Commissioner Collins announced the hotline and challenged residents to use it on Tuesday during his first press conference since taking office.
“I’ve only been in this territory for a little over a month. I have no allegiances or bonds with anyone. There is nothing to fear with me … My number is 368-7937. It is a phone that only I will have access to and I will answer. This challenge is for exactly one month starting today, the 25th of May,” Collins said.
Not only can the hotline be used to share information on serious crime such as current unsolved murders in the BVI, but it was also created so residents can inform the top cop about any corrupt officers within the Royal Virgin Islands Police Force (RVIPF).
Collins pledged that any allegations brought to him will be investigated.
In accepting that some persons within the RVIPF engage in wrongdoing, Commissioner Collins said he plans to sanction an assessment of the police’s Professional Standards Department.
This department deals with all allegations against police officers.
“I will be looking to review the whole Professional Standards Department that we’ve got within the organisation in terms of the number of staff that we’ve got and the complaints that we’ve got. So, be rest assured that I take professional standards very seriously and I will hold officers accountable under the code of conduct,” the new top cop stated.
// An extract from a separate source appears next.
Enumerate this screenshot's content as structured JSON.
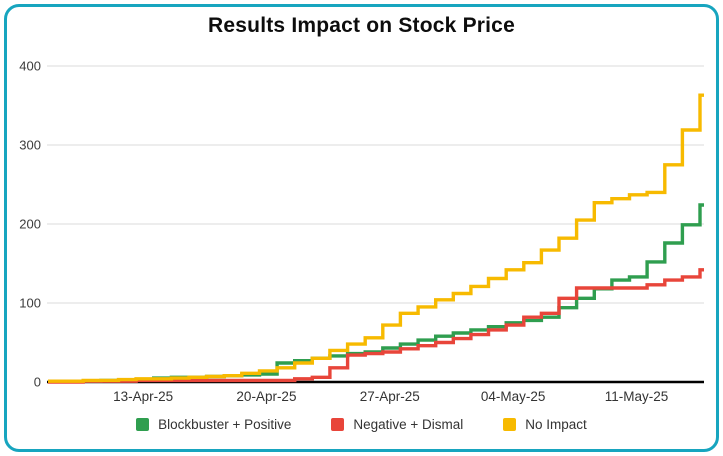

And while answering questions as to whether an investigation would be conducted into the entire RVIPF, Collins suggested that such a probe would be imprudent and counterproductive.
“I’m not going to commission a wholesale investigation into the whole of the police force … If I’ve got allegations of wrongdoing and issues are brought to my attention, then I will deal with them robustly against the code of conduct for professionalism of the police service,” he said.
A number of RVIPF officers are currently suspended as they are facing criminal proceedings at the local courts.